By John J. McCarthy
It is tragic that our jails have become our nation’s largest mental-health treatment facilities. It’s a public policy disaster resulting from a 90 percent reduction in U.S. psychiatric beds since deinstitutionalization began in the 1960s. Clearly, inadequate funding for community-based mental-health services has compounded the crisis.
That’s why the criminal-justice system is the default valve for many people who have mental illness, and why Montgomery County’s new mental-health courts are in high demand. Mental-health courts divert from prosecution to treatment defendants who are accused of low-level crimes such as vandalism, trespassing, disorderly conduct, theft or simple assault whose alleged offense is attributed to mental illness.
Our nation’s more than 300 mental-health courts advance justice. A 2009 study by the MacArthur Foundation and the Council of State Governments found they cut criminal recidivism of participants by 20 percent to 25 percent and provide better links to mental-health treatment that lead to productive lives. Mental-health courts also reduce emergency room visits. Reduced recidivism also improves criminal-justice system efficiency by avoiding repeated arrests of the same individuals for minor offenses.

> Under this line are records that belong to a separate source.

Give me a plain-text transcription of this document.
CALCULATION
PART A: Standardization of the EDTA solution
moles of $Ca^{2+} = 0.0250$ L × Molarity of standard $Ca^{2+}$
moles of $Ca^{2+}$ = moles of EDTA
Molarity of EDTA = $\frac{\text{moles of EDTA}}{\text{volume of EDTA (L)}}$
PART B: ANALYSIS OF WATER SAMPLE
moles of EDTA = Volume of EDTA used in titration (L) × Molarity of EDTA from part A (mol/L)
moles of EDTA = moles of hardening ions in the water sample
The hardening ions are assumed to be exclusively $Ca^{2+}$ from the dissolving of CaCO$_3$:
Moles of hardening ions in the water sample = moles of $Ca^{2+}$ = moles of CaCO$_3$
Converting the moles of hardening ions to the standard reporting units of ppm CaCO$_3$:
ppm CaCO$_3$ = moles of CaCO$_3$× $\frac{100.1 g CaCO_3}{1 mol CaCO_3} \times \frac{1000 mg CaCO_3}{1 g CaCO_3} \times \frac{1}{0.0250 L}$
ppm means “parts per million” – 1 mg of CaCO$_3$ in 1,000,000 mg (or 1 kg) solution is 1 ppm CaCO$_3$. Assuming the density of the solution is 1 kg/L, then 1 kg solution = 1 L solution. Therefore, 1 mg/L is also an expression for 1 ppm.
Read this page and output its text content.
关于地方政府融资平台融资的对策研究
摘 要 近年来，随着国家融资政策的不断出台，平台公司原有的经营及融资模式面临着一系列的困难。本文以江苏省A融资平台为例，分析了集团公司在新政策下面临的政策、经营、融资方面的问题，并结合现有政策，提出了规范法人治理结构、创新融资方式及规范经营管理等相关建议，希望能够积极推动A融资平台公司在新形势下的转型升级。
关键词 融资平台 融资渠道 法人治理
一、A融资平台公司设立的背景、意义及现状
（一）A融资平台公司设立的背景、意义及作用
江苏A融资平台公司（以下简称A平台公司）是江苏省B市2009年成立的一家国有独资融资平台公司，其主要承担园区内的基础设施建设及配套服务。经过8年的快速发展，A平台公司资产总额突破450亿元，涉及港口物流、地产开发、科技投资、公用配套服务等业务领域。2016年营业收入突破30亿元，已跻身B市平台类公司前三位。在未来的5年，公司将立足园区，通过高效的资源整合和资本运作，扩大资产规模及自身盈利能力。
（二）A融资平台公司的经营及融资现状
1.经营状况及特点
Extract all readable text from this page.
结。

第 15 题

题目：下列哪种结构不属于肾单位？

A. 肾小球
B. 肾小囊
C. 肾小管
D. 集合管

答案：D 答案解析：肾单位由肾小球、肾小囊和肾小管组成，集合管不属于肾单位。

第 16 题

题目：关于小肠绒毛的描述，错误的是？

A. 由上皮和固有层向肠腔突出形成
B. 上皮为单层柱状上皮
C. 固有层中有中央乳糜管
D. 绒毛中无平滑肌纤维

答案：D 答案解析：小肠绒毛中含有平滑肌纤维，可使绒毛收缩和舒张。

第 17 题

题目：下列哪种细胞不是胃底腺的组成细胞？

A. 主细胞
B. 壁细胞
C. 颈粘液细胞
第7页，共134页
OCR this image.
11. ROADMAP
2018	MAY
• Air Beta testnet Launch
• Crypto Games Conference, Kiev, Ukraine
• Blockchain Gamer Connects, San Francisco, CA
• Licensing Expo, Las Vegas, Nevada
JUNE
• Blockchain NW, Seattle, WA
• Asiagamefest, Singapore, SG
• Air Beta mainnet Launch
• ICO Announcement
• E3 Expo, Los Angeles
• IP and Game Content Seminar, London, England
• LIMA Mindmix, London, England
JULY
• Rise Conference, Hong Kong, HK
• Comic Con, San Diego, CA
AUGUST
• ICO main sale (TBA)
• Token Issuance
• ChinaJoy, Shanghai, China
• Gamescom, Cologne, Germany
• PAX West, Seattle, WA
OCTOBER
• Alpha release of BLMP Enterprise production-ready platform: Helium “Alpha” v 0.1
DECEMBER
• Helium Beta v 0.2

Many people booked into jails need immediate mental-health care. In Montgomery County, that number skyrocketed from 1,011 in 2011 to 2,137 in 2015. Calls to Montgomery County Police related to a mental-health crisis increased from 4,440 in 2011 to 6,892 in 2016. Nineteen percent of men and 28 percent of women in our jail have a serious and persistent mental illness, and many have a substance-use disorder, too. Some have been arrested multiple times for the same minor offense because the underlying cause hasn’t been addressed. Each booking costs thousands of dollars.